L'attacco che ha provocato oltre 30 morti a Sumy sarebbe frutto di «un errore». E il cessate al fuoco in Ucraina torna a essere un miraggio
SUMY - «È stata una cosa orribile», ovviamente. Ma «mi hanno detto che è stato commesso un errore». In che senso? «Chiedete a loro». E in ogni caso, «questa è la guerra di Biden. Io sto solo cercando di fermarla». Non è passato inosservato l'esercizio di "equilibrismo" sfoggiato dal presidente Donald Trump nelle scorse ore, chiamato a commentare l'attacco russo contro Sumy.
Il bilancio di quanto avvenuto ieri, lo ricordiamo, è pesante. Altri 34 morti e oltre un centinaio di feriti. Cifre che, purtroppo, si perdono nella nebbia di una guerra che miete vittime e restituisce mutilati da oltre tre anni. E che non si sa quanto andrà avanti a farlo, perché il raid sulla città di Sumy - che sia stato un errore o meno - di certo non avvicina un cessate il fuoco. Al contrario, la tregua oggi appare più distante di quanto non sembrasse ieri. E ancora di più rispetto ai, promettenti, perlomeno a parole, colloqui andati in scena in terra saudita alla fine di marzo.
Il fatto che le delegazioni presenti a Riad non si fossero alzate dal tavolo con una bozza di accordo in mano aveva già assestato un primo colpo alla promessa elettorale di Trump. Quella spacconata - che tutti ricordano e su cui aveva recentemente ritrattato - secondo cui avrebbe scritto la fine della guerra in Ucraina «in 24 ore», salvo poi rendersi conto che per farlo non bastava sguainare il pennarellone con cui è solito vergare pile di ordini esecutivi. E quello di ieri su Sumy non è stato il solo attacco a reclamare l'attenzione generale dopo un periodo scandito da schermaglie a "combustione lenta", perché poco più di una settimana fa era stata la volta di Kryvyj Rih. Un altro attacco contro i civili. E anche in quel caso, con un bilancio di una ventina di morti.

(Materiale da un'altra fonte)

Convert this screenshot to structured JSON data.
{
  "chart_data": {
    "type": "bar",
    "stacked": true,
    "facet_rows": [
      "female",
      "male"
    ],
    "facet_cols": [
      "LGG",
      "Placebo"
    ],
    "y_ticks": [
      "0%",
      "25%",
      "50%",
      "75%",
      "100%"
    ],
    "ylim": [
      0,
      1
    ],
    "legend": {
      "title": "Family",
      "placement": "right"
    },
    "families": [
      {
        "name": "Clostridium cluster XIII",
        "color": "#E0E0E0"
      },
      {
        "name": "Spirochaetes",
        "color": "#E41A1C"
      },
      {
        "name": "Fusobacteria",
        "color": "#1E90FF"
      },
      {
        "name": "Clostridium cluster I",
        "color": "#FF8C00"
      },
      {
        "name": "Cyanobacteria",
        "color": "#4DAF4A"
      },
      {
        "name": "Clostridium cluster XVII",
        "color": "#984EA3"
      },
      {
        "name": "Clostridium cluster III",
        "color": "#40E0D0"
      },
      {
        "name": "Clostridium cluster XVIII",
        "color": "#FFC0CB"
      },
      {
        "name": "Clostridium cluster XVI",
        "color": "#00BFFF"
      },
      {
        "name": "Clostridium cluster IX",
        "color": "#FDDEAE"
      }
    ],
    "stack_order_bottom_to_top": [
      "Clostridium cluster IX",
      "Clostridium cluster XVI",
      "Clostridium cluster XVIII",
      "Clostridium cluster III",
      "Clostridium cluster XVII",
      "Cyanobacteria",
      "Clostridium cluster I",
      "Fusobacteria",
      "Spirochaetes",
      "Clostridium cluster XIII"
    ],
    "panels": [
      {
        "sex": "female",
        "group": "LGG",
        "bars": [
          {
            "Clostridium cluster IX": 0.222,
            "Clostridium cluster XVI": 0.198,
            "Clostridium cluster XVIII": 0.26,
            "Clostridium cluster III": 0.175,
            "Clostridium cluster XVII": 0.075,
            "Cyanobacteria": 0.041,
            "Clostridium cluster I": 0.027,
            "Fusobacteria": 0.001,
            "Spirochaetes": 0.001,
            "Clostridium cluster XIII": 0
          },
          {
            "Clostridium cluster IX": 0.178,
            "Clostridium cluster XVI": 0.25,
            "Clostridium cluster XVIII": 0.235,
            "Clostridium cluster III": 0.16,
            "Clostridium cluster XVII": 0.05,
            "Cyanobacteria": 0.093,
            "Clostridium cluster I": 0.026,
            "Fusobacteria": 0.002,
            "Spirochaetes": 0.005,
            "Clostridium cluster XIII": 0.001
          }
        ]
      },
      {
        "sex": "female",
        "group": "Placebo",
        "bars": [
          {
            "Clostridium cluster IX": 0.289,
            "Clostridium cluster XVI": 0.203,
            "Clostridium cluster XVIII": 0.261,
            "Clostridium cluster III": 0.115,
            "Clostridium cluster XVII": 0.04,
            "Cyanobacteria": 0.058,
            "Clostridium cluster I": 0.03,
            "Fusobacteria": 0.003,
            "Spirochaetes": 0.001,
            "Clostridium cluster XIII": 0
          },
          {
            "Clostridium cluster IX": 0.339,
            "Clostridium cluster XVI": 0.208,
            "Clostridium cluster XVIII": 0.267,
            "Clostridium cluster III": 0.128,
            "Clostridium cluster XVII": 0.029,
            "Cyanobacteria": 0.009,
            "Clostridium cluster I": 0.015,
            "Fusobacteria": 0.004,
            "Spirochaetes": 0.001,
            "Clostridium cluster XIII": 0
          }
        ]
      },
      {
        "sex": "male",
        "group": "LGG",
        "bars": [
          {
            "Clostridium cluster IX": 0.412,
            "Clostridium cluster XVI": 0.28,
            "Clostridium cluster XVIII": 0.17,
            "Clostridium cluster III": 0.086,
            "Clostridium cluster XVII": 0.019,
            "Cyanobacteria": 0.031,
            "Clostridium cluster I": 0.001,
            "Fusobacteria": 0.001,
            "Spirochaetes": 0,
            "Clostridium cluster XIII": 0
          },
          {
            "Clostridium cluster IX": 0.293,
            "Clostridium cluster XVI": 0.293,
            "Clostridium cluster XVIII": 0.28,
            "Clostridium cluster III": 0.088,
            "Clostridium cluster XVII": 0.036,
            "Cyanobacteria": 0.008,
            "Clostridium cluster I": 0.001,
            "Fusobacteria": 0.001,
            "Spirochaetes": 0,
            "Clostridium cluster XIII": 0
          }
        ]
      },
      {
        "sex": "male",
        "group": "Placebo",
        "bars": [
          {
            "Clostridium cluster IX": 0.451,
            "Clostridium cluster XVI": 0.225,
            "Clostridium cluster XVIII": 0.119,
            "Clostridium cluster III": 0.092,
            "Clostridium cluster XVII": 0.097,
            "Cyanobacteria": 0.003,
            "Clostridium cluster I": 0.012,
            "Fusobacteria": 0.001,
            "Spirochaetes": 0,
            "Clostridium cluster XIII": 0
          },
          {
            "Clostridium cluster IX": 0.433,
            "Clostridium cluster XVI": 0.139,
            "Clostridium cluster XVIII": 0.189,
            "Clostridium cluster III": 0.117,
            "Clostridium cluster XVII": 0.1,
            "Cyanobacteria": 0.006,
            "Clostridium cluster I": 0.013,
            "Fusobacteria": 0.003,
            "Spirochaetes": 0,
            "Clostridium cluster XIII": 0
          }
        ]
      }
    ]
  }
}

Una sequenza che non lascia intravedere, a breve termine, la possibilità di compiere quel primo step verso la pace che Trump si è impegnato a conseguire. Al contrario, anche le parole pronunciate dal Cremlino lasciano intravedere la sostanziale incompatibilità di vedute che separa Washington da Mosca. In estrema sintesi - citando le parole del portavoce Dmitry Peskov - i colloqui bilaterali proseguono «molto bene» ma probabilmente non ci saranno risultati immediati. Ergo, la pace all'orizzonte ancora non si vede.